Canyon country, like life and good art, is layered with meanings, filled with contrast and paradox. Canyon country relaxes the spirit, restoring mind and body to prehistoric rhythms of the earth. Then it strikes sparks.

The red Entrada sandstone holds canyons, mesas, towers, arches and bridges, as the night sky holds a myriad stars. But there is far more. Like the constellations, the sandstone presents to the mind's reality another of nature's Rorschach tests. You can see gargoyles and birds and famous profiles and cartoon characters and ships and cathedrals and furniture and anything else imaginable. Every thing is sculptured somewhere in canyon country. If you look long enough, the canyons can show you anything you wish.

And more than things. Canyon art holds ideas in its masses and lines, in its colors, tones and contrasts, in its sounds and silences, stillness and movements. In your heart you can feel peace, strength, stability, honor, grace, beauty, reverence, wonder, knowledge, things to cherish and protect, time and timelessness, roots, history, the Indian ethic. Linked to these, too, are their opposites: the American way of life, technology, our treachery to Native Americans, trashing the earth our environment, short-sightedness, narrow-mindedness, greed. Given time, the canyons induce meditations on all of these.

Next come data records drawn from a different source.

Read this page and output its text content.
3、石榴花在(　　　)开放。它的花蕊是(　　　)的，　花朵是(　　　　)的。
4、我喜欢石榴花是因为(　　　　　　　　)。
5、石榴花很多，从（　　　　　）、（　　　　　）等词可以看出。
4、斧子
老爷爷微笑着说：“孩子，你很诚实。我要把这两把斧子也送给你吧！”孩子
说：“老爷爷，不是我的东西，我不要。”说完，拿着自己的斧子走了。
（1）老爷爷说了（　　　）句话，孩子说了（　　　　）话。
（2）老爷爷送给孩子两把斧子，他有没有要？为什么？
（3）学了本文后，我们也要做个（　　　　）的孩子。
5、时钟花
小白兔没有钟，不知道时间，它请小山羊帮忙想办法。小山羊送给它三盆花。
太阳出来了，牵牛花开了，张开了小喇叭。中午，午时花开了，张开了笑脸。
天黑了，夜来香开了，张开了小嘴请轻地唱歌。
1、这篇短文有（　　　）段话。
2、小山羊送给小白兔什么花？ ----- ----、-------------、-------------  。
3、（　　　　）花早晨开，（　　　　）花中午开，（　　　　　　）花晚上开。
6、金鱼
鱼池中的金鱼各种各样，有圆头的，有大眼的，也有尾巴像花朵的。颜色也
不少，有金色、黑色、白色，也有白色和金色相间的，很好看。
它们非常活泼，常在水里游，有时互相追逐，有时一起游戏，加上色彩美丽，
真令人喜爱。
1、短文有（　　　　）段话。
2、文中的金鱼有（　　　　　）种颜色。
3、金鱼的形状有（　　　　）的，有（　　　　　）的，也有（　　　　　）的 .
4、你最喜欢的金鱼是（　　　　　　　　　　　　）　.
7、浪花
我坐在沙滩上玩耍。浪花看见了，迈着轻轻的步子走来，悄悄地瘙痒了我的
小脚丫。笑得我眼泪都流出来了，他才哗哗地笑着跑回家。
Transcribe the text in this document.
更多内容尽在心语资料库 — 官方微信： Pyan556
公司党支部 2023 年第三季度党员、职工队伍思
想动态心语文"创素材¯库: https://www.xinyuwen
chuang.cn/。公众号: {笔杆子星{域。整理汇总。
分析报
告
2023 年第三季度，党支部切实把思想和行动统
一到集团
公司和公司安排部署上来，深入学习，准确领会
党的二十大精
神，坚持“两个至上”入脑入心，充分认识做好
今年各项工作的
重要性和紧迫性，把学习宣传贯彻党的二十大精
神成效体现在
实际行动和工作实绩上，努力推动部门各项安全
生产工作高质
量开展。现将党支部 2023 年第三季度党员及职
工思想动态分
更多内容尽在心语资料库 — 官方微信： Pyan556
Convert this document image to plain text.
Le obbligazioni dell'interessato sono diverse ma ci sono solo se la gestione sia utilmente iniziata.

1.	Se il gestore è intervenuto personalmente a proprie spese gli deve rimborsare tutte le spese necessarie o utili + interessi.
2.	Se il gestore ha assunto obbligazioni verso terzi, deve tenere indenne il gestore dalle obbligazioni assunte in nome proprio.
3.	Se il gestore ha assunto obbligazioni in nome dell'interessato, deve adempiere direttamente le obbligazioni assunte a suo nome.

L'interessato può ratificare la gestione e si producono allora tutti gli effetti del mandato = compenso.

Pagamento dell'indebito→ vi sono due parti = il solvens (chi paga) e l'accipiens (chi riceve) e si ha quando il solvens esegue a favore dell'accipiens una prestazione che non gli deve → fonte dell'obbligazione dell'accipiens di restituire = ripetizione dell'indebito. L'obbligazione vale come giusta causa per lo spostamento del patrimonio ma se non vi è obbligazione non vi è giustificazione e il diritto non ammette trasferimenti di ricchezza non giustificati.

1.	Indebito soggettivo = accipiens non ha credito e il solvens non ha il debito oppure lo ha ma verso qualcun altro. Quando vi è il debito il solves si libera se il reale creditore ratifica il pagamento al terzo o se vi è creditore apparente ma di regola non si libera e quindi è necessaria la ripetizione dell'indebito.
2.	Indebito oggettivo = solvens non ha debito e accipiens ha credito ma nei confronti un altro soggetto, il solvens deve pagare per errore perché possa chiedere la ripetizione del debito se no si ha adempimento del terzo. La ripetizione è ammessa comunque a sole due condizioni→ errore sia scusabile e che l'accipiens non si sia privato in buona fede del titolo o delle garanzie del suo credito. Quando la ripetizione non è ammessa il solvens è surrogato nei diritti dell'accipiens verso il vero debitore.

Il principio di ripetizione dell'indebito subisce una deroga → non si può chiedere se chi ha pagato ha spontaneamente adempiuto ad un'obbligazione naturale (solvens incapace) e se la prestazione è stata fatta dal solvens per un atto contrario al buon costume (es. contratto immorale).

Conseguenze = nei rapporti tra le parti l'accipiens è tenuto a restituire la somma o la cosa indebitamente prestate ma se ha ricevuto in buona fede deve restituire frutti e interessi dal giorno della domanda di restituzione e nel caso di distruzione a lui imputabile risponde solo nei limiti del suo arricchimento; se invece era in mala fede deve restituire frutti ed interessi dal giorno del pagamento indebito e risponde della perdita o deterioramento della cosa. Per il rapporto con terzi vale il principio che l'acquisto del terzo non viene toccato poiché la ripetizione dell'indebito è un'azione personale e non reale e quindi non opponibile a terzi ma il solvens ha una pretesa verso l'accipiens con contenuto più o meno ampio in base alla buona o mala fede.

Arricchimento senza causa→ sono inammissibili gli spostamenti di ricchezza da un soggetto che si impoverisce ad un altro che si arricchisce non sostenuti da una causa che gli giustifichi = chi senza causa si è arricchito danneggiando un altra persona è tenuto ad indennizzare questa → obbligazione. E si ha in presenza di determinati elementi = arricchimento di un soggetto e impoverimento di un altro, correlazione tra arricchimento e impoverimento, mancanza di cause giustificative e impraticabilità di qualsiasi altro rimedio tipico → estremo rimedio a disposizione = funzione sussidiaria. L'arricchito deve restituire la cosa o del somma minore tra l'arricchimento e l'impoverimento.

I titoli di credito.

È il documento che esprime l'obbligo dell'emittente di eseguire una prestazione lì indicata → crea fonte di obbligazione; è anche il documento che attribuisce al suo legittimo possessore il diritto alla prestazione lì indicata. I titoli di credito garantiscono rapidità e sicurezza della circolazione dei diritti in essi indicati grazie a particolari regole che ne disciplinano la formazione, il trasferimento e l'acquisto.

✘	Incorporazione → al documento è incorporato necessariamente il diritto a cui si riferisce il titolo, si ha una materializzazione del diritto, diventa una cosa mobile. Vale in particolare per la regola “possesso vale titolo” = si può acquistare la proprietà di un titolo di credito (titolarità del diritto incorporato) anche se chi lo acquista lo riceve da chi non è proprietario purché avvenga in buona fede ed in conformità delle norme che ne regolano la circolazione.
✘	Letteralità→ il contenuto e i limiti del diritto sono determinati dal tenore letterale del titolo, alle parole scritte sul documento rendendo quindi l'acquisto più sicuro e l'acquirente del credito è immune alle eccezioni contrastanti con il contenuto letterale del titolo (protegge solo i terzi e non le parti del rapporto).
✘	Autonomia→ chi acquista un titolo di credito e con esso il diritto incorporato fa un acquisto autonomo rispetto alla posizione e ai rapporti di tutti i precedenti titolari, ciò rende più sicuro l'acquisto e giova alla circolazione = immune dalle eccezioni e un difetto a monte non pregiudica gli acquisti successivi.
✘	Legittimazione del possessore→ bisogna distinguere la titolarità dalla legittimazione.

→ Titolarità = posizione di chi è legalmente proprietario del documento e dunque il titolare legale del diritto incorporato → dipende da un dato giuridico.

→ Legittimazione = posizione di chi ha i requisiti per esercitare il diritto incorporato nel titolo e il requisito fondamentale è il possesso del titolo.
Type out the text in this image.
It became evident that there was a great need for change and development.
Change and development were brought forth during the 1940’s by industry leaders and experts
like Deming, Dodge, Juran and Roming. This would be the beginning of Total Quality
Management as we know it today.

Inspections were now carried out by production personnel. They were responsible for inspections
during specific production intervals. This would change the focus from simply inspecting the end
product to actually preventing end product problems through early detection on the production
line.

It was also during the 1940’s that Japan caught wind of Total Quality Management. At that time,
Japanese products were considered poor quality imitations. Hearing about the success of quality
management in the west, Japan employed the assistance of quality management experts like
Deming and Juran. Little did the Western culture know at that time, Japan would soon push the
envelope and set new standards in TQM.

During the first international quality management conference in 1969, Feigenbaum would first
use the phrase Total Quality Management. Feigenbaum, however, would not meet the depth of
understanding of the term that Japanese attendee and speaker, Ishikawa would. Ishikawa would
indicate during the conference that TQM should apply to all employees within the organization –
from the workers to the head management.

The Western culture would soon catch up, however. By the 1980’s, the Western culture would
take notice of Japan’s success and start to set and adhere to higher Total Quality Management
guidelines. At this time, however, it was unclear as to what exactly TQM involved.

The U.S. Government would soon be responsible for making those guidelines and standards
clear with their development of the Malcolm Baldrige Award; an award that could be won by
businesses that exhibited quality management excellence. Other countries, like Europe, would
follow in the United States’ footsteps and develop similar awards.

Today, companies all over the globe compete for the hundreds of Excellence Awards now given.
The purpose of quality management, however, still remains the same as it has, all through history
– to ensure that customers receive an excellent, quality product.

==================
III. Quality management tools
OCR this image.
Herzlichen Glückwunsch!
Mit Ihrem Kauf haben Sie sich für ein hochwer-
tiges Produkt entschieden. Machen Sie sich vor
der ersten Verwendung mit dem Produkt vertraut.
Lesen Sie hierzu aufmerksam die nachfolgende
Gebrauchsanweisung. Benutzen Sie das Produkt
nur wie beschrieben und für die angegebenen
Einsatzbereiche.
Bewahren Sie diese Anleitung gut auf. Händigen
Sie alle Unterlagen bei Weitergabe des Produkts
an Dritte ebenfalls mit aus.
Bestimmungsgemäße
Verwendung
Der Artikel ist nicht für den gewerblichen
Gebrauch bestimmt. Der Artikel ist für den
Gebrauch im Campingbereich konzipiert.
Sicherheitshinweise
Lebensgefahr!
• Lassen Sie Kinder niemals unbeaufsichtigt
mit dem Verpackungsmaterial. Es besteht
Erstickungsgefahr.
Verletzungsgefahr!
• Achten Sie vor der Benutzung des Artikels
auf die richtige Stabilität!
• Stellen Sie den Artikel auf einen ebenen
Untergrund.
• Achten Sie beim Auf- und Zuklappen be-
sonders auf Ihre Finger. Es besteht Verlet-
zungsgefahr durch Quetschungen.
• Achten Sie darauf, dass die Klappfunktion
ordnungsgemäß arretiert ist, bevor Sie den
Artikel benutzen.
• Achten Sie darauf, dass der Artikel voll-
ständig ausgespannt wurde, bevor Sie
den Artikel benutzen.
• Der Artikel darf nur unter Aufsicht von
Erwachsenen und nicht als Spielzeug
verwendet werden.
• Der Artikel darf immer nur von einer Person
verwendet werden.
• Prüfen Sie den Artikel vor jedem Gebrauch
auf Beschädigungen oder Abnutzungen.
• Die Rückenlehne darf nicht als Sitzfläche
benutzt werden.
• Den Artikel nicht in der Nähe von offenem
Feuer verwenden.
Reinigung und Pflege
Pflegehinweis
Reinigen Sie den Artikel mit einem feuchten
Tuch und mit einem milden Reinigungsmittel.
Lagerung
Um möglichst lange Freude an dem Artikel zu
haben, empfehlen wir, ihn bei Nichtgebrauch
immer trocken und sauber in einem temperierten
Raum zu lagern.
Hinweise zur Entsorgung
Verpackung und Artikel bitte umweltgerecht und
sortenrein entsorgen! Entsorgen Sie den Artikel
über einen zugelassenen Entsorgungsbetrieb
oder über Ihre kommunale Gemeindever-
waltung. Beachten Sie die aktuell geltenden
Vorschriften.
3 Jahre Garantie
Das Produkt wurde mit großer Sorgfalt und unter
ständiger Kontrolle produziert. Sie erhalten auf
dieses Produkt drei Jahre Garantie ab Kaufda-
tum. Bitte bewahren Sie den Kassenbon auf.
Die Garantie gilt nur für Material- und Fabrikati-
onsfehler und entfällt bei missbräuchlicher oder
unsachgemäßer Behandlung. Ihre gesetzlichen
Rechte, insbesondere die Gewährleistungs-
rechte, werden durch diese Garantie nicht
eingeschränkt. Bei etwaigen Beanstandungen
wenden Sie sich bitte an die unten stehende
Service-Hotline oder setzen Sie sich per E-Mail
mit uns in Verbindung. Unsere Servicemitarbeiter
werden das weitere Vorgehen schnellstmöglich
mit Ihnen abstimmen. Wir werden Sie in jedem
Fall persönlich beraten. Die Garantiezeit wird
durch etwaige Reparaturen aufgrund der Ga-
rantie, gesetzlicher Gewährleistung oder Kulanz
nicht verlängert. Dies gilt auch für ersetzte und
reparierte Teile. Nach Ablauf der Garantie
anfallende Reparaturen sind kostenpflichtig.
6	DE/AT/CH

Most of all, canyon country is time, eternal and fleeting. We slowly stretch our minds to encompass a thousand years for laying down an inch of sandstone stratum grain by grain, and another thousand to wind-carve and rain-sculpt an inch of a mile-deep canyon. Then suddenly we glimpse a precariously perched boulder, ready to tumble at any instant, a very now hold-your-breath moment. Immediate, too, is the leap of a startled deer, the flap of a heron flushed from the cottonwoods, and the rain in my face right now.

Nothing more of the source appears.